Part of “Monkey 101” is learning how monkey mothers do not hold on to their offspring. The neonate must hold onto the mother; if they don’t, they fall to the ground. Mother can’t afford to waste her energy on one that is not 100%.
This is a very simplified explanation. Some of the infants that arrive could have been a victim of an innocent act from a tourist. Or a true natural act when a family saw the mother sloth push one of the twins off knowing she would not be able to tend for both of them. Or, the mother saw something we never would and abandoned it. Many species—many reasons.

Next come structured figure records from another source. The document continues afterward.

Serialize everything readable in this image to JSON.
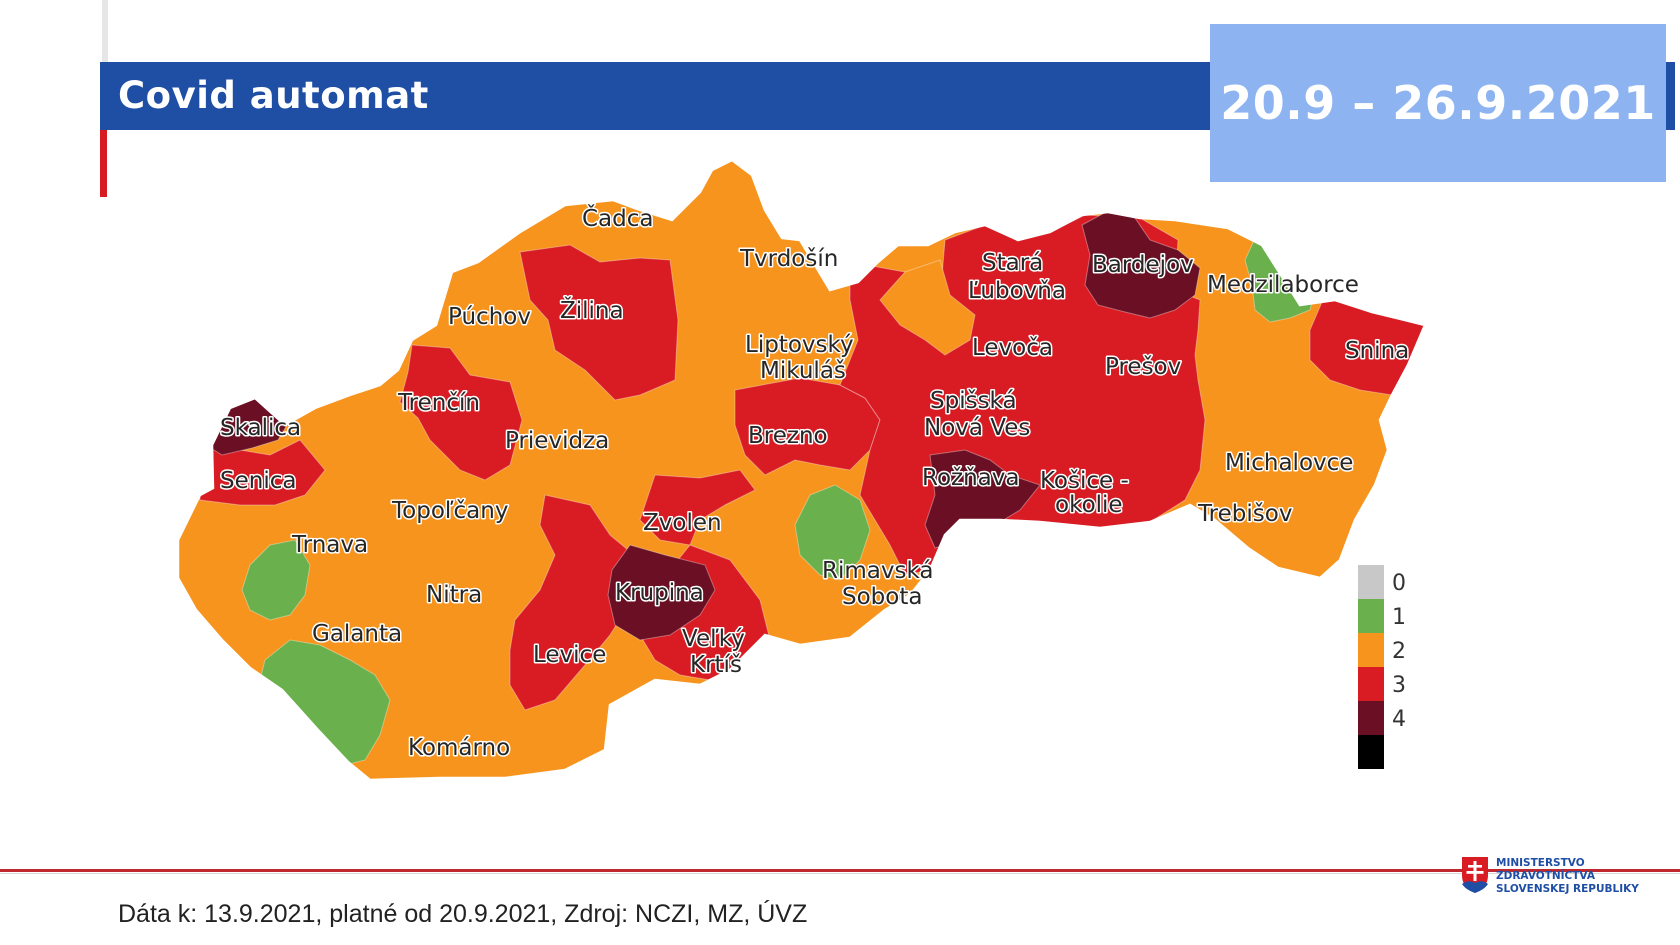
{
  "header": {
    "title": "Covid automat",
    "date_range": "20.9 – 26.9.2021"
  },
  "map": {
    "colors": {
      "0": "#c8c8c8",
      "1": "#6ab04c",
      "2": "#f7941d",
      "3": "#d91c24",
      "4": "#6b0f24",
      "unknown": "#000000"
    },
    "labels": [
      {
        "id": "cadca",
        "text": "Čadca",
        "level": 2
      },
      {
        "id": "tvrdosin",
        "text": "Tvrdošín",
        "level": 2
      },
      {
        "id": "zilina",
        "text": "Žilina",
        "level": 3
      },
      {
        "id": "puchov",
        "text": "Púchov",
        "level": 2
      },
      {
        "id": "stara-lubovna-1",
        "text": "Stará",
        "level": 3
      },
      {
        "id": "stara-lubovna-2",
        "text": "Ľubovňa",
        "level": 3
      },
      {
        "id": "bardejov",
        "text": "Bardejov",
        "level": 4
      },
      {
        "id": "medzilaborce",
        "text": "Medzilaborce",
        "level": 1
      },
      {
        "id": "liptovsky-1",
        "text": "Liptovský",
        "level": 2
      },
      {
        "id": "liptovsky-2",
        "text": "Mikuláš",
        "level": 2
      },
      {
        "id": "levoca",
        "text": "Levoča",
        "level": 3
      },
      {
        "id": "presov",
        "text": "Prešov",
        "level": 3
      },
      {
        "id": "snina",
        "text": "Snina",
        "level": 3
      },
      {
        "id": "trencin",
        "text": "Trenčín",
        "level": 3
      },
      {
        "id": "skalica",
        "text": "Skalica",
        "level": 4
      },
      {
        "id": "prievidza",
        "text": "Prievidza",
        "level": 2
      },
      {
        "id": "brezno",
        "text": "Brezno",
        "level": 3
      },
      {
        "id": "spisska-1",
        "text": "Spišská",
        "level": 3
      },
      {
        "id": "spisska-2",
        "text": "Nová Ves",
        "level": 3
      },
      {
        "id": "senica",
        "text": "Senica",
        "level": 3
      },
      {
        "id": "roznava",
        "text": "Rožňava",
        "level": 4
      },
      {
        "id": "kosice-1",
        "text": "Košice -",
        "level": 3
      },
      {
        "id": "kosice-2",
        "text": "okolie",
        "level": 3
      },
      {
        "id": "michalovce",
        "text": "Michalovce",
        "level": 2
      },
      {
        "id": "topolcany",
        "text": "Topoľčany",
        "level": 2
      },
      {
        "id": "zvolen",
        "text": "Zvolen",
        "level": 3
      },
      {
        "id": "trebisov",
        "text": "Trebišov",
        "level": 2
      },
      {
        "id": "trnava",
        "text": "Trnava",
        "level": 2
      },
      {
        "id": "rimavska-1",
        "text": "Rimavská",
        "level": 2
      },
      {
        "id": "rimavska-2",
        "text": "Sobota",
        "level": 2
      },
      {
        "id": "nitra",
        "text": "Nitra",
        "level": 2
      },
      {
        "id": "krupina",
        "text": "Krupina",
        "level": 4
      },
      {
        "id": "galanta",
        "text": "Galanta",
        "level": 2
      },
      {
        "id": "velky-krtis-1",
        "text": "Veľký",
        "level": 3
      },
      {
        "id": "velky-krtis-2",
        "text": "Krtíš",
        "level": 3
      },
      {
        "id": "levice",
        "text": "Levice",
        "level": 3
      },
      {
        "id": "komarno",
        "text": "Komárno",
        "level": 2
      }
    ]
  },
  "legend": {
    "items": [
      {
        "label": "0",
        "color": "#c8c8c8"
      },
      {
        "label": "1",
        "color": "#6ab04c"
      },
      {
        "label": "2",
        "color": "#f7941d"
      },
      {
        "label": "3",
        "color": "#d91c24"
      },
      {
        "label": "4",
        "color": "#6b0f24"
      },
      {
        "label": "",
        "color": "#000000"
      }
    ]
  },
  "footer": {
    "source": "Dáta k: 13.9.2021, platné od 20.9.2021, Zdroj: NCZI, MZ, ÚVZ"
  },
  "logo": {
    "line1": "MINISTERSTVO",
    "line2": "ZDRAVOTNÍCTVA",
    "line3": "SLOVENSKEJ REPUBLIKY"
  }
}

Many species has what is called “social behaviors” that are passed down to their young. The example I use for “us humans” is a handshake. How many times have we seen a young child display some confusion over which hand to use? This is only because he doesn’t have that social behavior down pact in the brain, but when he does, it is as natural as breathing.
A female spider monkey will lactate for up to 24 to 30 months, depending on the sex. When she quits, the male will immediately leave her side and go to the other cohorts of the troop. The female will stay with her mother until she is sexually mature and leave the natal troop for another. Some biologists say this separation or sexual maturity doesn’t occur for as long as eight years.
The young female, being with her mother for this large amount of time will see a birth or two and also allows the social behavior of tending for their young will be passed on.